Feyzi Hepşenkal

Feyzi Hepşenkal

feyzihepsenkal@mynet.com

Tüm Yazıları

İzmir’den “üç İzmir çıkarma” senaryolarına yapılan yorumlar muhtelif. Gelen sorular da...
Biri şu meselâ:
“Durduk yerde iktidarın kulağına kar suyu kaçırdığınızın farkında mısınız?”
Endişe etmeyin.
Aynı hesapları onlar da yapmıştır, yapıyordur mutlaka.
Üstelik benim katkıma ihtiyaçları olduğunu hiç sanmam.
Zira iktidar, her gün “kar suyu ile banyo yapıyor” zaten!
Tabii en can sıkıcı konu İzmir’in üçe bölünmesi durumunda, kalan parçanın Türkiye’nin üçüncü büyük ili olamayacağı...
Denir ki:
“İkiye bölünse olmaz mı?”
Makası ellerinde tutanların keyfi bilir.
İsterlerde ikiye bölerler.
Hem de, bir taşla iki kuş birden vururlar böylece.
Nasıl mı?
Şöyle...

Birinci İzmir şu ilçelerden oluşur:
Çiğli, Menemen, Foça, Aliağa, Dikili, Bergama, Kınık, Karşıyaka, Balçova, Narlıdere, Güzelbahçe, Urla, Seferihisar, Menderes, Selçuk, Karaburun, Çeşme.
Bu grubun nüfusu 1 milyon 486 bin 144.
Yani iki tane büyükşehir çıkarmaya yetecek ölçekte.
İlçelerdeki oy dağılımını tekrarlamaya gerek yok.
Geçen yıl yapılan genel seçimdeki sonuçlara göre:
CHP’nin toplam 422 bin 238, Ak Parti’nin ise 246 bin 189 oyu var bu ilçelerde.
Eğer bu şekilde bir düzenleme yapılırsa, yeni ilin “Efes” adını taşımasını çok isterim.

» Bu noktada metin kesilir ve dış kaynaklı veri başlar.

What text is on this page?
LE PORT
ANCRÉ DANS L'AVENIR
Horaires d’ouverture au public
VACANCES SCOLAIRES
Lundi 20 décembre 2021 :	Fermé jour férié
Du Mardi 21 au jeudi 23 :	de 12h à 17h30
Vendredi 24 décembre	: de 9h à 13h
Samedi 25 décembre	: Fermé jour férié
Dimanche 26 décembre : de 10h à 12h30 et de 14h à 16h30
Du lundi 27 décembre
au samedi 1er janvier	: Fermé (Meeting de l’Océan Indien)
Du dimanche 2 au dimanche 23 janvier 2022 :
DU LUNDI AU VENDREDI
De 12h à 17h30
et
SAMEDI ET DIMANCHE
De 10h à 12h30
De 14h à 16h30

Çevirelim madalyonun öteki yüzünü...
Bayraklı, Bornova, Bayındır, Beydağ, Buca, Gaziemir, Karabağlar, Kemalpaşa, Kiraz, Konak, Ödemiş, Tire, Torbalı.
Gözümüz aydın!
Yeni İzmir, toplam 2 milyon 670 bin 204 nüfusuyla “eskisi gibi” Türkiye’nin üçüncü büyük şehri.
İşte, birinci kuş!
Ve ikincisi...
İzmir’in üçe bölünmesi halinde, yeni İzmir’de “az biraz” geride kalan Ak Parti, bu düzenlemede bakın nereye geliyor?
CHP: 676 bin 247
Ak Parti: 679.780
Vay. Vay. Vay.
Daha önce bin 500 oy gerideydi Ak Parti, bu kez 3 bin 500 oy ileride.
Ya da şöyle diyelim...
Daha önce ekmek kadayıfı gelmişti önlerine.
Şimdi bir de kaymak kondu üzerine!
Ne dersiniz...
Ak Parti bu tatlıyı yer mi, yemez mi?

Haberin Devamı

Merak işte...

Yasa hükümleri açık. Güngör Uras da açıkça yazmış zaten:
“Eğer kamu kuruluşları Bütçe Kanunu çerçevesinde makam otomobili satın almaya kalkarlar ise 2012 yılında 112 bin TL’den daha pahalı makam aracı satın alamazlar. (Protokol araçları dışındaki araçlar için sınır 36.500 TL’dir.) Üstelik Bütçe Kanunu’na göre alınan araçları makam sahipleri istedikleri gün, istedikleri model veya tip araç ile değiştiremezler. Ömür billâh eskiyinceye kadar, yeni ödenek çıkıncaya kadar kullanmak zorundadırlar.
Halbuki araç kiralanır ise araç tipi, kira bedeli için bütçede bir sınırlama yoktur. Makam sahibi her yıl aracını yenileyebilir. İstediği tip aracı kiralayabilir.”
Yasa yapıcıların eline sağlık!
Bazı kapıları öylesine mahir şekilde aralık bırakmışlar ki, isteyen, dilediği yerden girip, çıkıyor.
Ya muhalefet, bu dümenin farkında değil mi?
Kamu kuruluşlarında kaç tane kiralık araç var, model ve markaları ne, bunları kimler kullanıyor, milletin cebinden kaç para harcanıyor?
Sahi.
Bu soruların cevabını merak mı etmediniz, ettiniz de cevap mı vermediler, verdiler de bizim mi haberimiz yok?